The S&P 500 and Nasdaq on Friday had posted their fifth straight week of declines — their longest losing streak in roughly a decade. The pan-European STOXX 600 index lost 2.52% and MSCI’s gauge of stocks across the globe shed 2.54%, on Monday hitting its lowest level since December 2020. Emerging market stocks lost 1.68% after MSCI’s broadest index of Asia-Pacific shares outside Japan closed 1.69% lower. Japan’s Nikkei had lost 2.53%. GLOBAL CONCERNS There appeared to be no let-up in China’s zero-COVID policy, with Shanghai tightening the city-wide lockdown for 25 million residents. With investors juggling so many worries, one place they are looking for safety is in the dollar. The dollar index, which measures the greenback against a basket of currencies, rose as much as 0.6%, hitting the latest in a string of 20-year highs. After paring gains, the dollar index was last up 0.067%, with the euro down 0.17% to $1.0533.

Concerns over increasing interest rates and a stricter lockdown in Shanghai heightened investors’ fears of a global economic downturn on Monday, as stock indexes around the world fell and the dollar reversed gains after hitting a two-decade high. Oil prices also fell. Oil prices fell as a result of continued coronavirus lockdowns in China, the world’s largest oil importer.

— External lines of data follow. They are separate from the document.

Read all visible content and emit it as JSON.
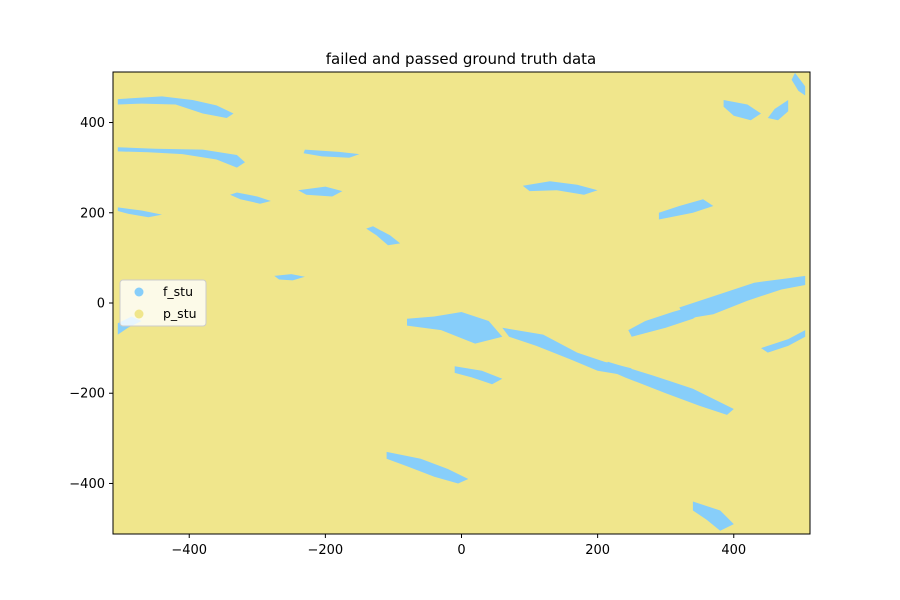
{
  "chart_data": {
    "type": "scatter",
    "title": "failed and passed ground truth data",
    "xlabel": "",
    "ylabel": "",
    "xlim": [
      -512,
      512
    ],
    "ylim": [
      -512,
      512
    ],
    "x_ticks": [
      -400,
      -200,
      0,
      200,
      400
    ],
    "x_tick_labels": [
      "−400",
      "−200",
      "0",
      "200",
      "400"
    ],
    "y_ticks": [
      -400,
      -200,
      0,
      200,
      400
    ],
    "y_tick_labels": [
      "−400",
      "−200",
      "0",
      "200",
      "400"
    ],
    "grid": false,
    "legend_position": "center-left",
    "series": [
      {
        "name": "f_stu",
        "color": "#87CEFA",
        "regions": [
          [
            [
              -505,
              452
            ],
            [
              -440,
              458
            ],
            [
              -395,
              450
            ],
            [
              -360,
              438
            ],
            [
              -335,
              420
            ],
            [
              -345,
              410
            ],
            [
              -380,
              420
            ],
            [
              -420,
              440
            ],
            [
              -470,
              442
            ],
            [
              -505,
              440
            ]
          ],
          [
            [
              -505,
              345
            ],
            [
              -450,
              342
            ],
            [
              -380,
              340
            ],
            [
              -330,
              328
            ],
            [
              -318,
              312
            ],
            [
              -330,
              300
            ],
            [
              -360,
              318
            ],
            [
              -410,
              330
            ],
            [
              -460,
              334
            ],
            [
              -505,
              336
            ]
          ],
          [
            [
              -230,
              340
            ],
            [
              -180,
              335
            ],
            [
              -150,
              330
            ],
            [
              -165,
              322
            ],
            [
              -205,
              325
            ],
            [
              -232,
              332
            ]
          ],
          [
            [
              -505,
              212
            ],
            [
              -470,
              205
            ],
            [
              -440,
              196
            ],
            [
              -460,
              190
            ],
            [
              -490,
              198
            ],
            [
              -505,
              204
            ]
          ],
          [
            [
              -330,
              245
            ],
            [
              -300,
              236
            ],
            [
              -280,
              226
            ],
            [
              -296,
              220
            ],
            [
              -325,
              230
            ],
            [
              -340,
              240
            ]
          ],
          [
            [
              -240,
              250
            ],
            [
              -200,
              258
            ],
            [
              -175,
              248
            ],
            [
              -190,
              236
            ],
            [
              -228,
              240
            ]
          ],
          [
            [
              -130,
              170
            ],
            [
              -105,
              150
            ],
            [
              -90,
              132
            ],
            [
              -108,
              128
            ],
            [
              -125,
              150
            ],
            [
              -140,
              165
            ]
          ],
          [
            [
              -80,
              -50
            ],
            [
              -30,
              -60
            ],
            [
              20,
              -90
            ],
            [
              60,
              -75
            ],
            [
              40,
              -40
            ],
            [
              0,
              -20
            ],
            [
              -40,
              -30
            ],
            [
              -80,
              -35
            ]
          ],
          [
            [
              60,
              -55
            ],
            [
              120,
              -70
            ],
            [
              170,
              -110
            ],
            [
              210,
              -130
            ],
            [
              250,
              -145
            ],
            [
              240,
              -160
            ],
            [
              200,
              -150
            ],
            [
              160,
              -125
            ],
            [
              110,
              -95
            ],
            [
              70,
              -75
            ]
          ],
          [
            [
              215,
              -130
            ],
            [
              280,
              -160
            ],
            [
              340,
              -190
            ],
            [
              380,
              -220
            ],
            [
              400,
              -235
            ],
            [
              390,
              -248
            ],
            [
              350,
              -228
            ],
            [
              300,
              -200
            ],
            [
              240,
              -165
            ],
            [
              210,
              -145
            ]
          ],
          [
            [
              250,
              -75
            ],
            [
              300,
              -55
            ],
            [
              340,
              -35
            ],
            [
              360,
              -15
            ],
            [
              345,
              -5
            ],
            [
              310,
              -20
            ],
            [
              270,
              -40
            ],
            [
              245,
              -60
            ]
          ],
          [
            [
              320,
              -10
            ],
            [
              380,
              20
            ],
            [
              430,
              45
            ],
            [
              480,
              55
            ],
            [
              505,
              60
            ],
            [
              505,
              40
            ],
            [
              470,
              30
            ],
            [
              420,
              5
            ],
            [
              370,
              -25
            ],
            [
              330,
              -35
            ]
          ],
          [
            [
              440,
              -100
            ],
            [
              480,
              -80
            ],
            [
              505,
              -60
            ],
            [
              505,
              -75
            ],
            [
              480,
              -95
            ],
            [
              450,
              -110
            ]
          ],
          [
            [
              -110,
              -330
            ],
            [
              -60,
              -345
            ],
            [
              -20,
              -368
            ],
            [
              10,
              -390
            ],
            [
              -5,
              -400
            ],
            [
              -40,
              -385
            ],
            [
              -80,
              -362
            ],
            [
              -110,
              -345
            ]
          ],
          [
            [
              -505,
              -70
            ],
            [
              -490,
              -55
            ],
            [
              -470,
              -40
            ],
            [
              -485,
              -30
            ],
            [
              -505,
              -45
            ]
          ],
          [
            [
              90,
              260
            ],
            [
              130,
              270
            ],
            [
              170,
              262
            ],
            [
              200,
              250
            ],
            [
              180,
              240
            ],
            [
              140,
              250
            ],
            [
              100,
              248
            ]
          ],
          [
            [
              340,
              -440
            ],
            [
              380,
              -460
            ],
            [
              400,
              -490
            ],
            [
              380,
              -505
            ],
            [
              360,
              -480
            ],
            [
              340,
              -460
            ]
          ],
          [
            [
              490,
              510
            ],
            [
              505,
              480
            ],
            [
              505,
              460
            ],
            [
              495,
              470
            ],
            [
              485,
              495
            ]
          ],
          [
            [
              385,
              450
            ],
            [
              420,
              440
            ],
            [
              440,
              420
            ],
            [
              425,
              405
            ],
            [
              400,
              415
            ],
            [
              385,
              435
            ]
          ],
          [
            [
              290,
              185
            ],
            [
              340,
              200
            ],
            [
              370,
              215
            ],
            [
              355,
              230
            ],
            [
              320,
              215
            ],
            [
              290,
              200
            ]
          ],
          [
            [
              480,
              450
            ],
            [
              460,
              430
            ],
            [
              450,
              410
            ],
            [
              465,
              405
            ],
            [
              480,
              425
            ]
          ],
          [
            [
              -10,
              -140
            ],
            [
              30,
              -150
            ],
            [
              60,
              -168
            ],
            [
              45,
              -180
            ],
            [
              15,
              -165
            ],
            [
              -10,
              -155
            ]
          ],
          [
            [
              -275,
              60
            ],
            [
              -250,
              64
            ],
            [
              -230,
              58
            ],
            [
              -248,
              50
            ],
            [
              -268,
              52
            ]
          ]
        ]
      },
      {
        "name": "p_stu",
        "color": "#F0E68C",
        "regions": []
      }
    ],
    "background_class": "p_stu"
  }
}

On Monday, yields on most U.S. Treasury notes fell as bargain-hunters jumped in after the benchmark 10-year note hit fresh 3-1/2-year highs on inflation fears. Markets had a bumpy start to the week after a bruising session on Friday, when U.S. stocks sold off dramatically as another jump in long-dated U.S. Treasury yields alarmed investors. Central banks in the United States, Britain and Australia all raised interest rates last week, and investors were bracing for more tightening as policymakers fight soaring inflation. “Markets are continuing to re-price inflation risks as it becomes more evident that inflation is likely to be with us for longer than some people had hoped,” said Chris Zaccarelli, chief investment officer at Independent Advisor Alliance in Charlotte, North Carolina, also citing increasing recession risks. And he said moves by policy makers around the world to raise rates higher than expected will add to economic “slowdown pressures that are already building due to the lockdowns in China and the war in Europe.” The Dow Jones Industrial Average fell 535.34 points, or 1.63%, to 32,364.03, the S&P 500 lost 102.07 points, or 2.48%, to 4,021.27 and the Nasdaq Composite dropped 399.65 points, or 3.29%, to 11,745.01.

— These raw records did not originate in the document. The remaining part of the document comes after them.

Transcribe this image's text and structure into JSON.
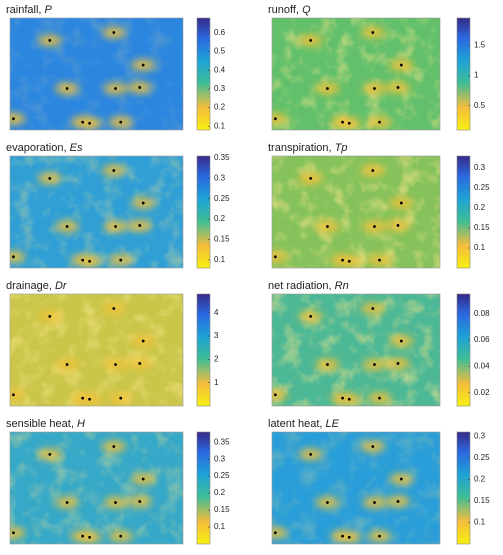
{
  "chart_data": [
    {
      "type": "heatmap",
      "title": "rainfall,",
      "symbol": "P",
      "zlim": [
        0.08,
        0.68
      ],
      "zticks": [
        0.1,
        0.2,
        0.3,
        0.4,
        0.5,
        0.6
      ]
    },
    {
      "type": "heatmap",
      "title": "runoff,",
      "symbol": "Q",
      "zlim": [
        0.1,
        1.95
      ],
      "zticks": [
        0.5,
        1,
        1.5
      ]
    },
    {
      "type": "heatmap",
      "title": "evaporation,",
      "symbol": "Es",
      "zlim": [
        0.08,
        0.355
      ],
      "zticks": [
        0.1,
        0.15,
        0.2,
        0.25,
        0.3,
        0.35
      ]
    },
    {
      "type": "heatmap",
      "title": "transpiration,",
      "symbol": "Tp",
      "zlim": [
        0.05,
        0.33
      ],
      "zticks": [
        0.1,
        0.15,
        0.2,
        0.25,
        0.3
      ]
    },
    {
      "type": "heatmap",
      "title": "drainage,",
      "symbol": "Dr",
      "zlim": [
        0,
        4.8
      ],
      "zticks": [
        1,
        2,
        3,
        4
      ]
    },
    {
      "type": "heatmap",
      "title": "net radiation,",
      "symbol": "Rn",
      "zlim": [
        0.01,
        0.095
      ],
      "zticks": [
        0.02,
        0.04,
        0.06,
        0.08
      ]
    },
    {
      "type": "heatmap",
      "title": "sensible heat,",
      "symbol": "H",
      "zlim": [
        0.05,
        0.38
      ],
      "zticks": [
        0.1,
        0.15,
        0.2,
        0.25,
        0.3,
        0.35
      ]
    },
    {
      "type": "heatmap",
      "title": "latent heat,",
      "symbol": "LE",
      "zlim": [
        0.05,
        0.31
      ],
      "zticks": [
        0.1,
        0.15,
        0.2,
        0.25,
        0.3
      ]
    }
  ]
}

The Japanese yen strengthened 0.21% versus the greenback at 130.29 per dollar, while Sterling was last trading at $1.2316, down 0.17% on the day. Dollar strength also put pressure on Latin American stocks and currencies on Monday. The Mexican peso lost 0.84% versus the U.S. dollar at 20.33. U.S. crude recently fell 4.35% to $105.00 per barrel and Brent was at $107.87, down 4.02% on the day. Gold prices retreated on Monday as elevated U.S. Treasury yields and a surge in the dollar to two-decade highs dented the appeal of non-yielding bullion. Spot gold dropped 1.2% to $1,860.43 an ounce while U.S. gold futures fell 0.94% to $1,863.50 an ounce.